Alright, that's the anatomy part of the tutorial finished, but let's take a look at the significance of the thyroid gland in a clinical setting.
Normally, our thyroid gland is a small and not very noticeable structure in our neck, but just like any organ, things can go wrong – like this. Can you guess what's going on here? This is a picture of a goiter. A goiter is an abnormal enlargement of the thyroid gland, most commonly caused by a lack of iodine in the diet. Other causes can include autoimmune diseases such as Graves’ disease or Hashimoto's disease. Symptoms include swelling in the base of the neck. It's usually painless, but it can cause coughing, difficulty swallowing and breathing, hoarseness, and a tight feeling in your throat. Treatment depends on the size, symptoms, and underlying cause of the goiter and can include medications particularly if thyroid hormones need to be replaced or surgery.
And now you're an expert on the thyroid and parathyroid glands.
Before I let you go, let's have a quick review of what we covered today. We first had a look at the thyroid gland itself which is located in the neck anterior to the trachea and the inferior portion of the larynx. We identified the two main lobes of the thyroid gland – the right and the left lobe. Between the two main lobes is where we identified the isthmus and we also saw the variable, but relatively common pyramidal lobe, which is a remnant of the thyroglossal duct.

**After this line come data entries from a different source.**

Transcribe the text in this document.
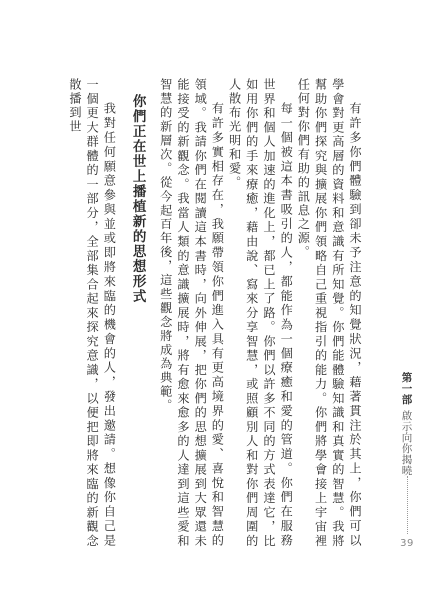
有許多你們體驗到卻未予注意的知覺狀況，藉著貫注於其上，你們可以學會對更高層的資料和意識有所知覺。你們能體驗知識和真實的智慧。我將幫助你們探究與擴展你們領略自己重視指引的能力。你們將學會接上宇宙裡任何對你們有助的訊息之源。

每一個被這本書吸引的人，都能作為一個療癒和愛的管道。你們在服務世界和個人加速的進化上，都已上了路。你們以許多不同的方式表達它，比如用你們的手來療癒，藉由說、寫來分享智慧，或照顧別人和對你們周圍的人散布光明和愛。

有許多實相存在，我願帶領你們進入具有更高境界的愛、喜悅和智慧的領域。我請你們在閱讀這本書時，向外伸展，把你們的思想擴展到大眾還未能接受的新觀念。我當人類的意識擴展時，將有愈來愈多的人達到這些愛和智慧的新層次。從今起百年後，這些觀念將成為典範。

你們正在世上播植新的思想形式

我對任何願意參與並或即將來臨的機會的人，發出邀請。想像你自己是一個更大群體的一部分，全部集合起來探究意識，以便把即將來臨的新觀念散播到世

第一部
啟示向你揭曉
39
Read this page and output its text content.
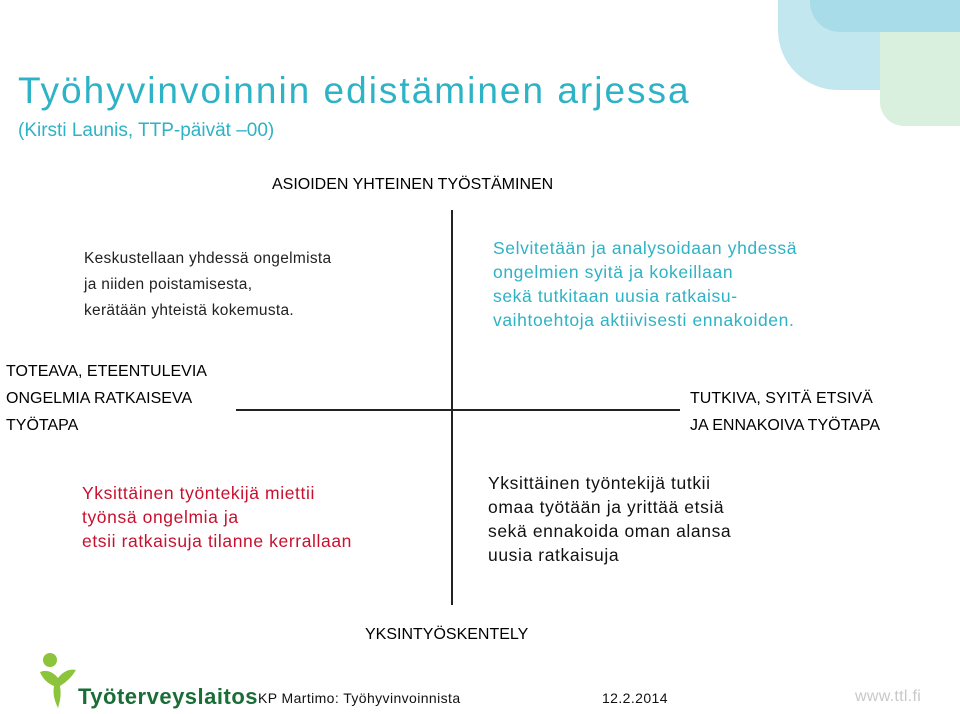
Työhyvinvoinnin edistäminen arjessa
(Kirsti Launis, TTP-päivät –00)
ASIOIDEN YHTEINEN TYÖSTÄMINEN
Keskustellaan yhdessä ongelmista
ja niiden poistamisesta,
kerätään yhteistä kokemusta.
Selvitetään ja analysoidaan yhdessä
ongelmien syitä ja kokeillaan
sekä tutkitaan uusia ratkaisu-
vaihtoehtoja aktiivisesti ennakoiden.
TOTEAVA, ETEENTULEVIA
ONGELMIA RATKAISEVA
TYÖTAPA
TUTKIVA, SYITÄ ETSIVÄ
JA ENNAKOIVA TYÖTAPA
Yksittäinen työntekijä miettii
työnsä ongelmia ja
etsii ratkaisuja tilanne kerrallaan
Yksittäinen työntekijä tutkii
omaa työtään ja yrittää etsiä
sekä ennakoida oman alansa
uusia ratkaisuja
YKSINTYÖSKENTELY
Työterveyslaitos KP Martimo: Työhyvinvoinnista	12.2.2014	www.ttl.fi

From the posterior aspect of the thyroid gland, we identified four parathyroid glands – two superior and two inferior – also seen as two on the left and two on the right.
Next up we whizzed through some surrounding structures such as the thyroid cartilage which we now can see highlighted in green. Inferior to that is the cricoid cartilage – the only complete ring cartilage in the airway – and inferior to that, we identified the trachea. Between these structures, we identified a couple of ligaments such as the cricothyroid ligament between the cricoid and thyroid cartilages, and the cricotracheal ligament between the cricoid cartilage and the trachea.
We moved on to the vascular supply of these glands starting with the two arteries that supply the thyroid gland. First up was the superior thyroid artery branching from the external carotid artery, and then from the thyrocervical trunk, we found the inferior thyroid artery. The three pairs of thyroid veins we found were the superior thyroid veins, the middle thyroid veins, and the inferior thyroid veins, which sometimes merge to form one common trunk. We saw that the blood supply to the parathyroid glands is well connected to the thyroid gland, and they receive arterial blood from branches of the inferior thyroid arteries. Venous blood from the parathyroid glands drains into the thyroid venous plexus.
The final anatomical structures we looked at were related to the innervation of the thyroid and the parathyroid glands which are similar for each; therefore, we saw sympathetic innervation coming from the superior and middle cervical ganglia for both and the inferior cervical ganglia contributes to innervation of the thyroid gland as well. Parasympathetic innervation for the thyroid gland comes from branches of the vagus nerve, the external branch of the superior laryngeal nerve, and the recurrent laryngeal nerve.
To finish up our tutorial, we looked at an abnormal enlargement of the thyroid gland called a goiter which is most commonly caused by an iodine deficiency in the diet.
And that brings us to the end of our tutorial on the thyroid and the parathyroid glands. I hope you enjoyed it. Thanks for joining me.